One of my own sources of worry about the retreat was presenting a workshop. I wore a dress with a bee pattern for bravery, hoping that if I could ornament myself externally in the Honeycomb theme then, hopefully, I could internalize it as well. My workshop was on the history of museums and galleries and how that history is rooted in colonization, imperialism, and white supremacy which in turn shapes the modern-day institution that tokenizes marginalized people. I also had Richmond muralist Emily Herr as a co-facilitator to discuss what it means to create socially-conscious work and exist outside of the museum sphere. We wanted the fellows to learn that they could and should call themselves artist without trepidation. However, if the title felt awkwardly fitted, to still recognize that what they create can be impactful.
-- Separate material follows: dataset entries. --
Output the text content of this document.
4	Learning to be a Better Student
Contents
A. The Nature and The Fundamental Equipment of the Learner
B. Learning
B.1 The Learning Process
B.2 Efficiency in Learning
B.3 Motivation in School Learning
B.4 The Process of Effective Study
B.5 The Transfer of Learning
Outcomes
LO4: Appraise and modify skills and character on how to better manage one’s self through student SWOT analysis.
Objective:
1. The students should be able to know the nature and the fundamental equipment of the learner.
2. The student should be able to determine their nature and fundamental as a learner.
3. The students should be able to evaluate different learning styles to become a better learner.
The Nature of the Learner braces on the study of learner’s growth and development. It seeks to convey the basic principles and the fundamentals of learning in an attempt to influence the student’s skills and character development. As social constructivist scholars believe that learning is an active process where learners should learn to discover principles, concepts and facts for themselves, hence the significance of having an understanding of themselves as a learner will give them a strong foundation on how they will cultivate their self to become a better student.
On our last day, Friday, after a barbeque out in the blazing midday sun with tabling from local organizations such as the Virginia League for Planned Parenthood, Side by Side, Health Brigade, and the Virginia Student Power Network, we closed with a visioning graphically facilitated by Emily Simons. One of the questions we asked our fellows was: “Based on the different art skills you built and the workshops you participated in this week, what do you want to do next? What are you excited for next? What’s your vision for a world without sexual and intimate partner violence?” and someone responded, Excited to see the change we are going to create. I love the duality in their use of create. Activism and art are both something that one creates out of a need for visibility, a deep desire to see change in the world. I am extremely thankful for the retreat and the ability to connect with so many amazing individuals. The Action Alliance has become a part of my hive and for that I am truly grateful.


Raelyn Williams is an intern at the Action Alliance with a passion for art and social change.